Think again how remarkable it is that the one thing that Jesus was so focused on as a twelve year old child, the one thing that had Him distracted from even noticing that His parents had left Jerusalem, was God’s Word. And that it was Jesus, the very Son of God, who was so eager to learn! If God Himself considered this the most important thing that He could do, how can we think anything less? What else could we find that is more important for us to be doing than to hear and learn from God’s Word? What else could take us away from our heavenly Father’s house? There should be nothing else, and we should always rejoice like the Psalmist to say, “O Lord, I love the habitation of your house, and the place where your glory dwells!” God, I love to be in worship and to be in your presence!

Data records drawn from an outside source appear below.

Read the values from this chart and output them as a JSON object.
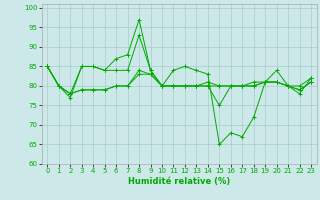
{
  "xlabel": "Humidité relative (%)",
  "background_color": "#cce8e8",
  "grid_color": "#aacccc",
  "line_color": "#00aa00",
  "xlim": [
    -0.5,
    23.5
  ],
  "ylim": [
    60,
    101
  ],
  "yticks": [
    60,
    65,
    70,
    75,
    80,
    85,
    90,
    95,
    100
  ],
  "xticks": [
    0,
    1,
    2,
    3,
    4,
    5,
    6,
    7,
    8,
    9,
    10,
    11,
    12,
    13,
    14,
    15,
    16,
    17,
    18,
    19,
    20,
    21,
    22,
    23
  ],
  "series": [
    [
      85,
      80,
      77,
      85,
      85,
      84,
      87,
      88,
      97,
      84,
      80,
      84,
      85,
      84,
      83,
      65,
      68,
      67,
      72,
      81,
      84,
      80,
      78,
      82
    ],
    [
      85,
      80,
      78,
      85,
      85,
      84,
      84,
      84,
      93,
      84,
      80,
      80,
      80,
      80,
      80,
      75,
      80,
      80,
      80,
      81,
      81,
      80,
      80,
      82
    ],
    [
      85,
      80,
      78,
      79,
      79,
      79,
      80,
      80,
      84,
      83,
      80,
      80,
      80,
      80,
      81,
      80,
      80,
      80,
      81,
      81,
      81,
      80,
      79,
      81
    ],
    [
      85,
      80,
      78,
      79,
      79,
      79,
      80,
      80,
      83,
      83,
      80,
      80,
      80,
      80,
      80,
      80,
      80,
      80,
      80,
      81,
      81,
      80,
      79,
      81
    ]
  ]
}
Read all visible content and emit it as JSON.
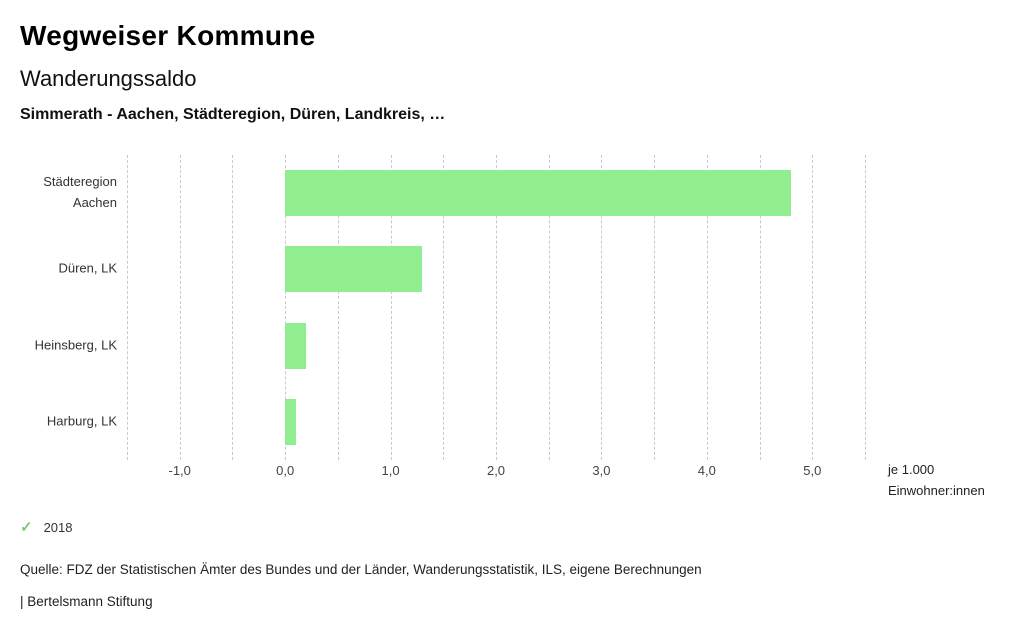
{
  "header": {
    "title": "Wegweiser Kommune",
    "subtitle": "Wanderungssaldo",
    "selection": "Simmerath - Aachen, Städteregion, Düren, Landkreis, …"
  },
  "chart_data": {
    "type": "bar",
    "orientation": "horizontal",
    "title": "Wanderungssaldo",
    "categories": [
      "Städteregion Aachen",
      "Düren, LK",
      "Heinsberg, LK",
      "Harburg, LK"
    ],
    "values": [
      4.8,
      1.3,
      0.2,
      0.1
    ],
    "series": [
      {
        "name": "2018",
        "values": [
          4.8,
          1.3,
          0.2,
          0.1
        ]
      }
    ],
    "xlim": [
      -1.5,
      5.5
    ],
    "grid_step": 0.5,
    "grid": "dashed-vertical",
    "x_ticks": [
      -1,
      0,
      1,
      2,
      3,
      4,
      5
    ],
    "x_tick_labels": [
      "-1,0",
      "0,0",
      "1,0",
      "2,0",
      "3,0",
      "4,0",
      "5,0"
    ],
    "xlabel": "je 1.000 Einwohner:innen",
    "bar_color": "#90ee90",
    "legend_position": "bottom-left"
  },
  "unit": {
    "line1": "je 1.000",
    "line2": "Einwohner:innen"
  },
  "legend": {
    "check_glyph": "✓",
    "check_color": "#7cc87c",
    "year": "2018"
  },
  "footer": {
    "source": "Quelle: FDZ der Statistischen Ämter des Bundes und der Länder, Wanderungsstatistik, ILS, eigene Berechnungen",
    "brand": "| Bertelsmann Stiftung"
  }
}
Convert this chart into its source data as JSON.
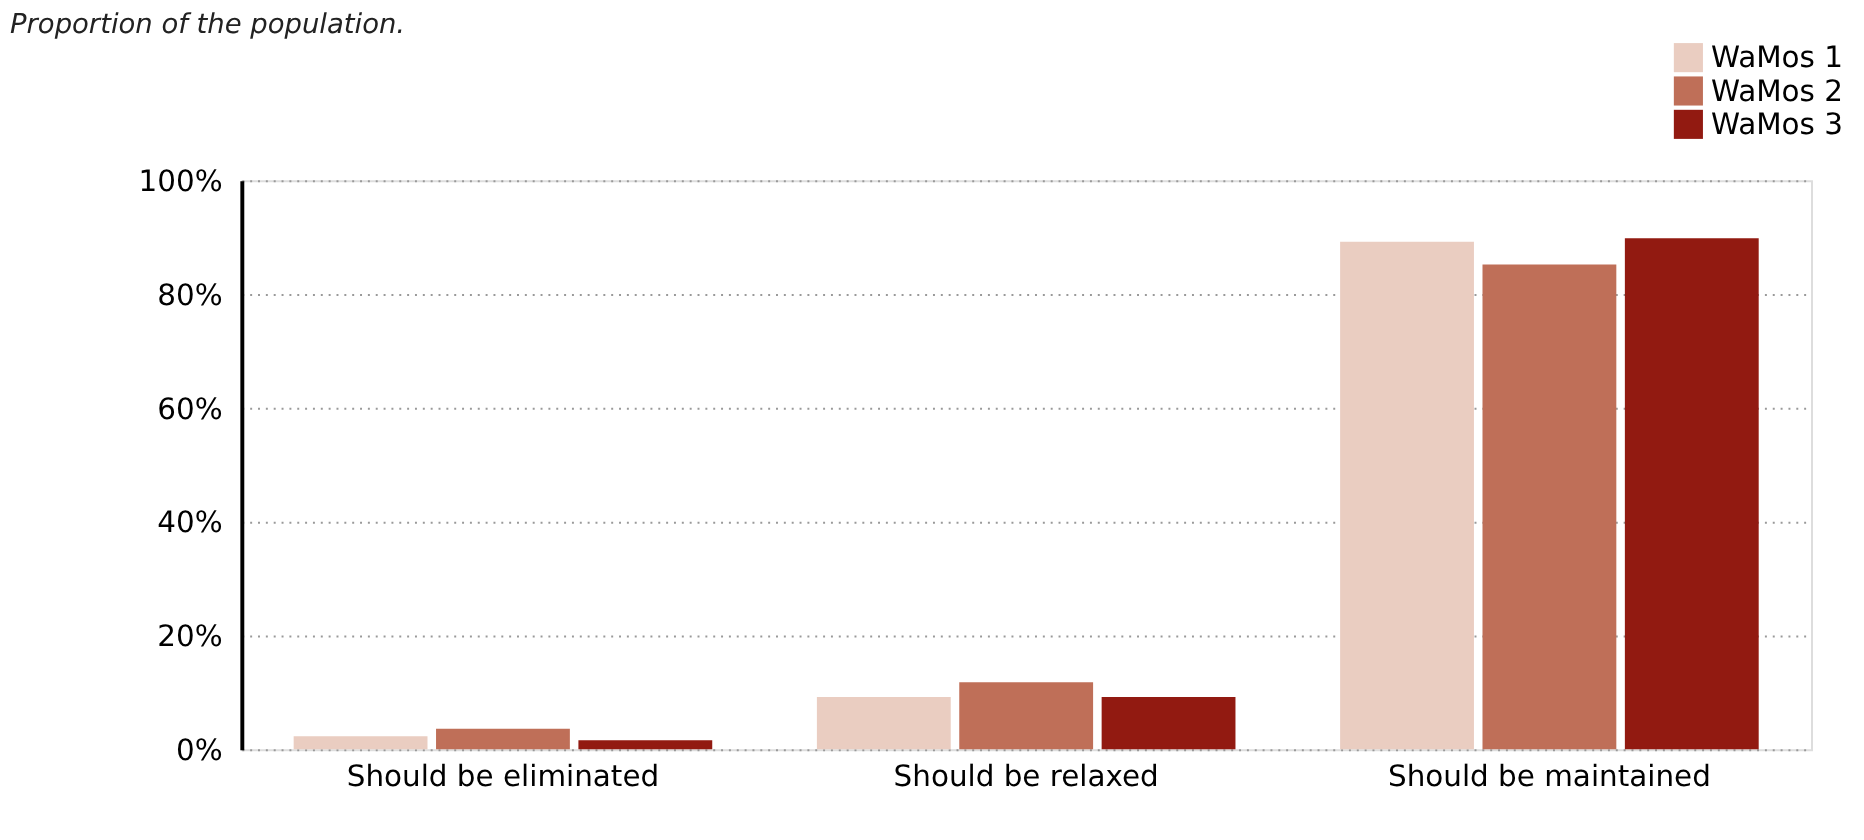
{
  "chart_data": {
    "type": "bar",
    "title": "Proportion of the population.",
    "categories": [
      "Should be eliminated",
      "Should be relaxed",
      "Should be maintained"
    ],
    "series": [
      {
        "name": "WaMos 1",
        "color": "#eacdc1",
        "values": [
          2.3,
          9.2,
          89.2
        ]
      },
      {
        "name": "WaMos 2",
        "color": "#bf6f58",
        "values": [
          3.6,
          11.8,
          85.2
        ]
      },
      {
        "name": "WaMos 3",
        "color": "#921a11",
        "values": [
          1.6,
          9.2,
          89.8
        ]
      }
    ],
    "ylim": [
      0,
      100
    ],
    "yticks": [
      {
        "value": 0,
        "label": "0%"
      },
      {
        "value": 20,
        "label": "20%"
      },
      {
        "value": 40,
        "label": "40%"
      },
      {
        "value": 60,
        "label": "60%"
      },
      {
        "value": 80,
        "label": "80%"
      },
      {
        "value": 100,
        "label": "100%"
      }
    ],
    "grid": "y",
    "legend": "top right"
  }
}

This story of Jesus’ childhood is just one glimpse into His early life, but it matches everything else we know about Him—that from birth till His death on the cross and resurrection, He held God’s Word to be of greatest importance. He studied and taught it. He obeyed it in every way. He was obedient and faithful to God and His parents in all things, and He treasured the place of worship as God’s house. Christ lived as a child, a youth, and an adult for us—and by His perfect life and death, He earned us salvation. So that all of our disobedience, all of the times when we didn’t listen or were disrespectful, that we could repent of those sins and be forgiven. Jesus obedience as a child carried through His whole life, and the outcome of that obedience was His saving death on the cross to forgive us our sins. May we constantly turn away from the path of disobedience, and walk instead with Jesus on the path of obedience and faith, receiving His forgiveness for our sins. In Jesus’ name, Amen.

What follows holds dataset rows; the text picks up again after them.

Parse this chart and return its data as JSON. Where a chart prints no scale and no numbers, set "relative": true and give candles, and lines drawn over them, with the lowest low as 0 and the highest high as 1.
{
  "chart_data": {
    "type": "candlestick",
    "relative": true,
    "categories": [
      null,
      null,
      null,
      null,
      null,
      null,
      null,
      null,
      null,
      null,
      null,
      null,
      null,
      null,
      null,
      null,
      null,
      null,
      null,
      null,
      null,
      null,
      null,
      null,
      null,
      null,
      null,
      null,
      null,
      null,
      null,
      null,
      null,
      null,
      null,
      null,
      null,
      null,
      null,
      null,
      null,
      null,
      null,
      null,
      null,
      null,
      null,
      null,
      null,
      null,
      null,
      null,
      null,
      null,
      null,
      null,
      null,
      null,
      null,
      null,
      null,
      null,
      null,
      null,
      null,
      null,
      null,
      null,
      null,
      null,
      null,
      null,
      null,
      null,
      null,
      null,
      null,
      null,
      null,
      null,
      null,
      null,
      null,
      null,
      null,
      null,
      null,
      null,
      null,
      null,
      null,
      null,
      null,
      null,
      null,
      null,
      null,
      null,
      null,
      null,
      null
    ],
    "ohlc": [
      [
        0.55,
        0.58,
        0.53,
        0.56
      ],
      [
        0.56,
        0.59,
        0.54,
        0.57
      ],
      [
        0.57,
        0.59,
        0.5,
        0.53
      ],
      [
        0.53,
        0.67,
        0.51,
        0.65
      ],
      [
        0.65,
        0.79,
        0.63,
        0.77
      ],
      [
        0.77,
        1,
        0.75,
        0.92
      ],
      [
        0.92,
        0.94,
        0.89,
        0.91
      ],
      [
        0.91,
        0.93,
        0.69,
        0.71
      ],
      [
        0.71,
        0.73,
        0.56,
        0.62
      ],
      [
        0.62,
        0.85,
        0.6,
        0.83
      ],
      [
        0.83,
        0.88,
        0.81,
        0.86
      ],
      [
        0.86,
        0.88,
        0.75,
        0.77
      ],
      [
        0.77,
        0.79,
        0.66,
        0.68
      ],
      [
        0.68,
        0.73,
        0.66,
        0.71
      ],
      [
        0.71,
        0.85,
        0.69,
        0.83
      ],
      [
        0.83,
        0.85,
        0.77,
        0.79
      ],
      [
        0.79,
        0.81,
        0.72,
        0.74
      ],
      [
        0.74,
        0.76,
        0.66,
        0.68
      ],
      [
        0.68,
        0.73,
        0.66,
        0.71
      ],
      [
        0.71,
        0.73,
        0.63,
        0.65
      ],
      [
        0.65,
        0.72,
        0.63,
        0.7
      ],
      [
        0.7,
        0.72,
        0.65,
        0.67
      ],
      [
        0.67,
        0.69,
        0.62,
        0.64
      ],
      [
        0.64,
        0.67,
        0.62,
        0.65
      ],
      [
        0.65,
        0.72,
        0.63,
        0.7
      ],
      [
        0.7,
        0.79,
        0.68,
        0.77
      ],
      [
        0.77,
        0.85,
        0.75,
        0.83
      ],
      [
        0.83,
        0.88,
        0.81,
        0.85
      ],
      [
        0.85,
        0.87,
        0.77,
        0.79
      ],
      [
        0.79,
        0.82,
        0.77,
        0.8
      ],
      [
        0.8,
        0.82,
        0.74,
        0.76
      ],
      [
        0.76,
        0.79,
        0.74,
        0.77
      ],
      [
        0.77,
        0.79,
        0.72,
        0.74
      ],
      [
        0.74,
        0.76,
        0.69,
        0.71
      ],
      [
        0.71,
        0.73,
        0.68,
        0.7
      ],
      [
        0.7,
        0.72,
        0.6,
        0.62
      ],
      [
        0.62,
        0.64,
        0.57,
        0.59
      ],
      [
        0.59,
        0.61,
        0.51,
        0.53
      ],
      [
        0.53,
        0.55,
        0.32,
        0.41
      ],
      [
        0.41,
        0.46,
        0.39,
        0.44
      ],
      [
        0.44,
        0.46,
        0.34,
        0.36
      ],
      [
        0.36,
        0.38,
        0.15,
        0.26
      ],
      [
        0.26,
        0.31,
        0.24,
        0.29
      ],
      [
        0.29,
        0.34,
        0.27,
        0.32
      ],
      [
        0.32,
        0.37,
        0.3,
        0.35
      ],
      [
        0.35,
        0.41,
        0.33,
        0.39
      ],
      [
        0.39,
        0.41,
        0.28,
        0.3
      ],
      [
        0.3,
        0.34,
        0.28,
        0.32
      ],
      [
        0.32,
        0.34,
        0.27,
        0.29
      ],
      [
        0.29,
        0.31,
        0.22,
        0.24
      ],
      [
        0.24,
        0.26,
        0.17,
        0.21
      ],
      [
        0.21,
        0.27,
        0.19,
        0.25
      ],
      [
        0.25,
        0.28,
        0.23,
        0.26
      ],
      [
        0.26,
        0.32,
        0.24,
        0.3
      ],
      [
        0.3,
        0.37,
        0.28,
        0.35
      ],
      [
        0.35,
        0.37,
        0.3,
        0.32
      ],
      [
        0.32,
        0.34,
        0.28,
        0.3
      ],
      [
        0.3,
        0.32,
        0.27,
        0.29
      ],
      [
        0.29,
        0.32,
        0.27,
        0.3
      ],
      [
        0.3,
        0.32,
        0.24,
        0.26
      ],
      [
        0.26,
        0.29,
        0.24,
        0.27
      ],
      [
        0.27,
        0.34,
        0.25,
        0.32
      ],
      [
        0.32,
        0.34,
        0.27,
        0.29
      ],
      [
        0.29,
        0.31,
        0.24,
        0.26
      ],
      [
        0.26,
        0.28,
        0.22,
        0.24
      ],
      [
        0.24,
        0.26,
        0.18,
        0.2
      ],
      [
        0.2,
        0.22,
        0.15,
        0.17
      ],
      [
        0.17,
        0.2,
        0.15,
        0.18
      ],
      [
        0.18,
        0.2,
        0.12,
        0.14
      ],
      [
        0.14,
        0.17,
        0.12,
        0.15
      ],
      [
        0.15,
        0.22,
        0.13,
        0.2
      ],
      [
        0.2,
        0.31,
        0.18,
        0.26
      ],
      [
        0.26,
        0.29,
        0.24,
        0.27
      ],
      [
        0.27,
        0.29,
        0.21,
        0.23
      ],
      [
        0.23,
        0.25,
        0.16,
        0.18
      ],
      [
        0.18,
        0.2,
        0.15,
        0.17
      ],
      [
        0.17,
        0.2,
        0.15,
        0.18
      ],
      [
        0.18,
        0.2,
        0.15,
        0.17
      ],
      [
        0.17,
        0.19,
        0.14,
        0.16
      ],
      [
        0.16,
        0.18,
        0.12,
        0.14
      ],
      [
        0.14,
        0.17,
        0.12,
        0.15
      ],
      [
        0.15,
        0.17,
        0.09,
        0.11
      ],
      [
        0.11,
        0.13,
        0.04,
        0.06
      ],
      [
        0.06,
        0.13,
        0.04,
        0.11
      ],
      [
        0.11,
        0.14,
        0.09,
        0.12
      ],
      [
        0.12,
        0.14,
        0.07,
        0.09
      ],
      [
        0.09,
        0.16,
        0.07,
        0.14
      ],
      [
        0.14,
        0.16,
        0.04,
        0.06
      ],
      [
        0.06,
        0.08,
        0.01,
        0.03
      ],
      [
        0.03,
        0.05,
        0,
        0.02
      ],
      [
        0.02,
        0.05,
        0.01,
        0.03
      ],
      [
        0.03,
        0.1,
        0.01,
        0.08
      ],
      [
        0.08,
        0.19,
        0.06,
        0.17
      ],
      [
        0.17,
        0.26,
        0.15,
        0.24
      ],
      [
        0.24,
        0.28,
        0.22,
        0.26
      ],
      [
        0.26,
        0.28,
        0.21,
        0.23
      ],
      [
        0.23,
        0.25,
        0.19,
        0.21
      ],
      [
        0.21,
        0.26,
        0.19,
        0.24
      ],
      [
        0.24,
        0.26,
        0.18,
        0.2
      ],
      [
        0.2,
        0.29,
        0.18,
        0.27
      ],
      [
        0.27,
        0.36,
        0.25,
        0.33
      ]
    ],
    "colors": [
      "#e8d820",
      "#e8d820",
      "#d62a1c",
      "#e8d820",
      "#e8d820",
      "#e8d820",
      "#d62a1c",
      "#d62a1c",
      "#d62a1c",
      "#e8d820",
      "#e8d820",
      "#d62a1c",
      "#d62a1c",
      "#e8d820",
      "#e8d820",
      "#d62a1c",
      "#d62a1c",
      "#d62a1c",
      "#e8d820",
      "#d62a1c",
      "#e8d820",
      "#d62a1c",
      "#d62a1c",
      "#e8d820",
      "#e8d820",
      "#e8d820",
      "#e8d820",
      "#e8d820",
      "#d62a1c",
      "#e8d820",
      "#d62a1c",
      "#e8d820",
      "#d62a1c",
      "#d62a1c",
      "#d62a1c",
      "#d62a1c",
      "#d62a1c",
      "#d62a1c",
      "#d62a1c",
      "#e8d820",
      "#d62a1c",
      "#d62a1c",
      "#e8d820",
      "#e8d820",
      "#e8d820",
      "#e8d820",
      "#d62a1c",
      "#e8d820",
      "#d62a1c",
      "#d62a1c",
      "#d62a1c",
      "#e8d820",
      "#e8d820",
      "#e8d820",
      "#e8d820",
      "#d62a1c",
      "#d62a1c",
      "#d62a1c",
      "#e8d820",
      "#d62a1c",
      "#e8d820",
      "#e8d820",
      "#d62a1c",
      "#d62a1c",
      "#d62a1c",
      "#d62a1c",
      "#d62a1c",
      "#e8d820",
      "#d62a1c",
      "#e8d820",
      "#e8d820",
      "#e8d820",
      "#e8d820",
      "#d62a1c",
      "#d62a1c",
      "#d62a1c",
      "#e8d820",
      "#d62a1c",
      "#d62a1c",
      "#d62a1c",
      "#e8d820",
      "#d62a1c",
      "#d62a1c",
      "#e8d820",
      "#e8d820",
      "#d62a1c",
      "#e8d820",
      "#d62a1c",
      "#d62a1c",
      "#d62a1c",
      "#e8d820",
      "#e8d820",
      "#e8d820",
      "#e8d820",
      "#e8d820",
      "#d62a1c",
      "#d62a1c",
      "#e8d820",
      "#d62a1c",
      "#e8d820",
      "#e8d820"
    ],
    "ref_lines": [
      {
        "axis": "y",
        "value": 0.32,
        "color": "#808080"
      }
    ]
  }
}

Now the peace of God which passes all understanding, guard your hearts and minds in Christ Jesus, unto life everlasting. Amen.

Sermon Talking Points:
Read past sermons at: http://thejoshuavictortheory.blogspot.com
Listen to audio at: http://thejoshuavictortheory.podbean.com

1. All that we know about Jesus’ childhood, before Jesus began His public ministry at age 30 (Luke 3:23), is recorded by Matthew 1-2 and Luke 1-2 in the birth narratives, and then this one incident from Jesus’ childhood at age 12. What important details about Jesus’ youth and maturing do we learn from this story? Why is it dangerous and inadvisable to speculate about the rest of Jesus’ childhood? Why do some wish to do that?
2. What does this story tell us about Jesus’ family and environment? What was required of Jewish males every year? Deut. 16:1-8, 16. What does it show about the faithfulness of Joseph and Mary?
3. Rather than being disobedient or causing trouble, where was Jesus eventually found? Why were the teachers amazed at Him?
4. What do Jesus’ first recorded words tell us about His self-awareness and clarity about His own identity? What did He mean that “I must be in my Father’s house?” See also Psalm 26:8
5. If the Bible doesn’t record a complete biography of Jesus’ life, why does it include the stories, teachings, and details that it does select? John 20:30-31; 21:25.
6. As true man, Jesus also grew like other children, physically and mentally. How did His full growth and maturity reflect what God intended for humans made in God’s image? How was Jesus the perfect image of God? (Col. 1:15).
7. What does this story teach children about obedience to their parents? Exodus 20:12; Col. 3:20; How do children and adults show respect and obedience to authority? What is the blessing of doing this? See Eph. 6:2-3. How does Jesus’ obedience trace through His whole lifetime, and what was the final outcome of that obedience for us?